Doctor Sam Katzoff was one of NASA’s most prestigious research scientists, and he worked at NASA’s Langey Research Center in Hampton, Virginia for several decades, where he made outstanding contributions in the field of theoretical aeronautics. He authored more than thirty research papers and served a term as the center’s prestigious Chief Scientist, but perhaps his most famous work was a little book titled, “Clarity in Technical Writing.”. “Doctor Sam,” as he was known affectionately, believed in simple clear expression to explain a point, and his little book is still the standard for clear writing for many people in technical fields, especially for young engineers. The most frequently quoted lines from his book goes like this: “Time flies, you can’t; they fly too fast.”
My first important encounter with Doctor Sam came less than a year after I was assigned to my first work place at Langley. It was PARD (Pilotless Aircraft Research Division), where much of the work involved the development and testing of unguided sounding rockets. One of my first tasks was to use samples of wind speeds and directions measured at Washington and Norfolk – and combine them to produce statistical wind profiles that would predict winds at Wallops Island on the eastern shore of Virginia. Wallops Island was where most of our sounding rockets were launched, and accurate predictions of wind speeds and directions at different altitudes were sorely needed during those launches. That is because unguided rockets are extremely sensitive to wind, especially during lift off when the rockets are moving slowly.
The meteorologist at the Wallops Island Launch Facility who provided the wind measurements and who asked for the analysis left me pretty much on my own. I had no experience or knowledge of the specific type of statistics with which I had to work, and which had the imposing name, “Bivariant Normal Distribution Function.” The task was personally important because it would be the project that I would use to get my first promotion. And to accomplish that I would have to defend my analysis before Doctor Sam, who at the time was the division’s chief scientist and who reviewed all the division’s research papers before they were approved to begin the publication process.
My anxiety over making a presentation before Doctor Sam increased when shortly before it was scheduled, Doctor Sam failed a young engineer who worked in my office. Doctor Sam had given the fellow a second chance but apparently was not satisfied with the second presentation.
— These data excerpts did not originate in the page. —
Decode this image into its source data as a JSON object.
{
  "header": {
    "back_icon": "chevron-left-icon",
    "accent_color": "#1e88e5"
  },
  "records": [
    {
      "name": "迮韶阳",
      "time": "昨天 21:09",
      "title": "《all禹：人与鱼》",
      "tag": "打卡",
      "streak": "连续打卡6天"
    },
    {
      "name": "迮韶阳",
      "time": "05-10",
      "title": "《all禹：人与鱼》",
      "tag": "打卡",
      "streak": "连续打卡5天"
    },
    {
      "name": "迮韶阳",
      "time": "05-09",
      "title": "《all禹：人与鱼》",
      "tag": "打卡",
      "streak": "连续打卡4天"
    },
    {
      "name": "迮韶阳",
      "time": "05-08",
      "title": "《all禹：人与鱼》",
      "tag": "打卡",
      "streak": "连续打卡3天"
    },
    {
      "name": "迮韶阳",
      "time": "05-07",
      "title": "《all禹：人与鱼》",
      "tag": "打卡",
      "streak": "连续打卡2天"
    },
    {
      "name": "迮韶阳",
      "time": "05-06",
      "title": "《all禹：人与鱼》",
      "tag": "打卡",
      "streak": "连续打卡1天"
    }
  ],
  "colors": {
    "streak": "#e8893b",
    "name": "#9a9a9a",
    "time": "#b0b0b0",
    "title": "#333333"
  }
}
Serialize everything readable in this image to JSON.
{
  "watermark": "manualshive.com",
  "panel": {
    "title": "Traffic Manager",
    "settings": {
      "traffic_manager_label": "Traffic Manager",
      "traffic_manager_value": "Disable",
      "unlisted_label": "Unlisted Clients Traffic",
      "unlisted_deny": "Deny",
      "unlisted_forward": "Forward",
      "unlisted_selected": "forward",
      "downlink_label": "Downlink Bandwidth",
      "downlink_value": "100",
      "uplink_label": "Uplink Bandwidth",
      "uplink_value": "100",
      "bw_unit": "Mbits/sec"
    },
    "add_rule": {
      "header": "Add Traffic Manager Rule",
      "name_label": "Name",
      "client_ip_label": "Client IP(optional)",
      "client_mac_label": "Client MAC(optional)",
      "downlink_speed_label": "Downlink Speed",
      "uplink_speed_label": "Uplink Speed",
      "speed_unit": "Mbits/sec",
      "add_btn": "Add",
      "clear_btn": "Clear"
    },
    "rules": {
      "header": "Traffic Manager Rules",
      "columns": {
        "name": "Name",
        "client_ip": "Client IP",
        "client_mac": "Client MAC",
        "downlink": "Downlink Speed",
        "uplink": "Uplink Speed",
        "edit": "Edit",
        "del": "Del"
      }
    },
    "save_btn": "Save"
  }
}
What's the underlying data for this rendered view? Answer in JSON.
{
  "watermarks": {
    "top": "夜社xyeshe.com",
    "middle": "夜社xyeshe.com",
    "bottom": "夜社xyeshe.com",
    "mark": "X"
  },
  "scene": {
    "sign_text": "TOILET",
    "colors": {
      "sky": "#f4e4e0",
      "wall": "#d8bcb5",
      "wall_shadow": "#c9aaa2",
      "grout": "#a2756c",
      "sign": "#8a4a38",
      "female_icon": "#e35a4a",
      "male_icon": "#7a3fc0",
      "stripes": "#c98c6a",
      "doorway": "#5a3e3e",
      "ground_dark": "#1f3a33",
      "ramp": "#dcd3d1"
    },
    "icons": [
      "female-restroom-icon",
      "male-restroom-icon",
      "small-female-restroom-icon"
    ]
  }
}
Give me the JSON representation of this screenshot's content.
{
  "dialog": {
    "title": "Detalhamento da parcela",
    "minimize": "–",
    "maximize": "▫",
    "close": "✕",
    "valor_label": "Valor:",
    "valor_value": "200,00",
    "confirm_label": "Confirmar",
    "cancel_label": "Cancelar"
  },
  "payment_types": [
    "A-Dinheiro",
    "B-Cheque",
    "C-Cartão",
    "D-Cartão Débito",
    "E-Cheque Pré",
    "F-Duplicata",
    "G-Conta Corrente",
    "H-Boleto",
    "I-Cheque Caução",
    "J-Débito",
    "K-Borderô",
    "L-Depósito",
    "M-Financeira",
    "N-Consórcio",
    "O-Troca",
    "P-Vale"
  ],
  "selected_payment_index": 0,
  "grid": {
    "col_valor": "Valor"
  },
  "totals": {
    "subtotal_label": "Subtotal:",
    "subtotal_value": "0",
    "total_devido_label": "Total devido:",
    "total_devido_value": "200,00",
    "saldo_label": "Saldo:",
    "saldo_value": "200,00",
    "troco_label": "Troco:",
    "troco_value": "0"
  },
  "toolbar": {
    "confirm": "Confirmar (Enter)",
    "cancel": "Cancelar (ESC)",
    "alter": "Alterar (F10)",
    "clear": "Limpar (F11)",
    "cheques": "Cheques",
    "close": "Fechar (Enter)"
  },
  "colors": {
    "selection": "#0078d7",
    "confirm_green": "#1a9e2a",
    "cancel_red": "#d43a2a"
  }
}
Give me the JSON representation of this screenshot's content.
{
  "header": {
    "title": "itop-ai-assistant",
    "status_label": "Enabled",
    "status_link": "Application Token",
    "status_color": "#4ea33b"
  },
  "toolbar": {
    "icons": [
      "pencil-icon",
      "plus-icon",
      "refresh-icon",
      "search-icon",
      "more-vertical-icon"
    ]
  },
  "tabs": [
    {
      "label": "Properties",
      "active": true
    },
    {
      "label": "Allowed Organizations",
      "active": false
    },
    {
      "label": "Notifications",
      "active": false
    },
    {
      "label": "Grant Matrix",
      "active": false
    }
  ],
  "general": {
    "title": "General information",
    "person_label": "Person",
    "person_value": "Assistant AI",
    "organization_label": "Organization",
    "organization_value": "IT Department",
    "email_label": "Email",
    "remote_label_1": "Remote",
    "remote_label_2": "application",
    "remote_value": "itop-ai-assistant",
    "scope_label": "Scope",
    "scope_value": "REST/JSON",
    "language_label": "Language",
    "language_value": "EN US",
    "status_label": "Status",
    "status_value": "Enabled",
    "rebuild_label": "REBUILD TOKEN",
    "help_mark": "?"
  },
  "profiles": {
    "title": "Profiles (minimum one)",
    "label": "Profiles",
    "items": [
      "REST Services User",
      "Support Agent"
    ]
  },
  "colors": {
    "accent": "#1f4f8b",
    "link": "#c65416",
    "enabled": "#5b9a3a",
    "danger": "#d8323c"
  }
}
It was just me and the good doctor in his office, and for a while I fielded most of his questions handily. But there came a time when he made it clear that he did not understand what I was attempting to describe. I went to the black board and gave it my best shot. When I finished, Doctor Sam said, “Bill I think I understand what you are describing.” He paused and said, “but do you plan to go along with every copy of your paper?” I got the message and went back to my office and rewrote the defective section. The presentation became the material for my first research paper at at NASA, and with further research, I published a follow-up paper on the same work. It carried the fancy title, “Tables for the Integral of the Circular Bivariant Normal Distribution Function.”
Thankfully, Doctor Sam gave me a passing grade without a second meeting. My supervisor told me that Doctor Sam told him that he was not certain that I knew what I was doing, but that he gave me the benefit of the doubt. I saw Doctor Sam many times, and I do not believe I have known a more brilliant, modest, or gracious man. I saw him at a shopping center a few years before he died, and we exchanged pleasantries over my almost-failed presentation, and we both had a good laugh.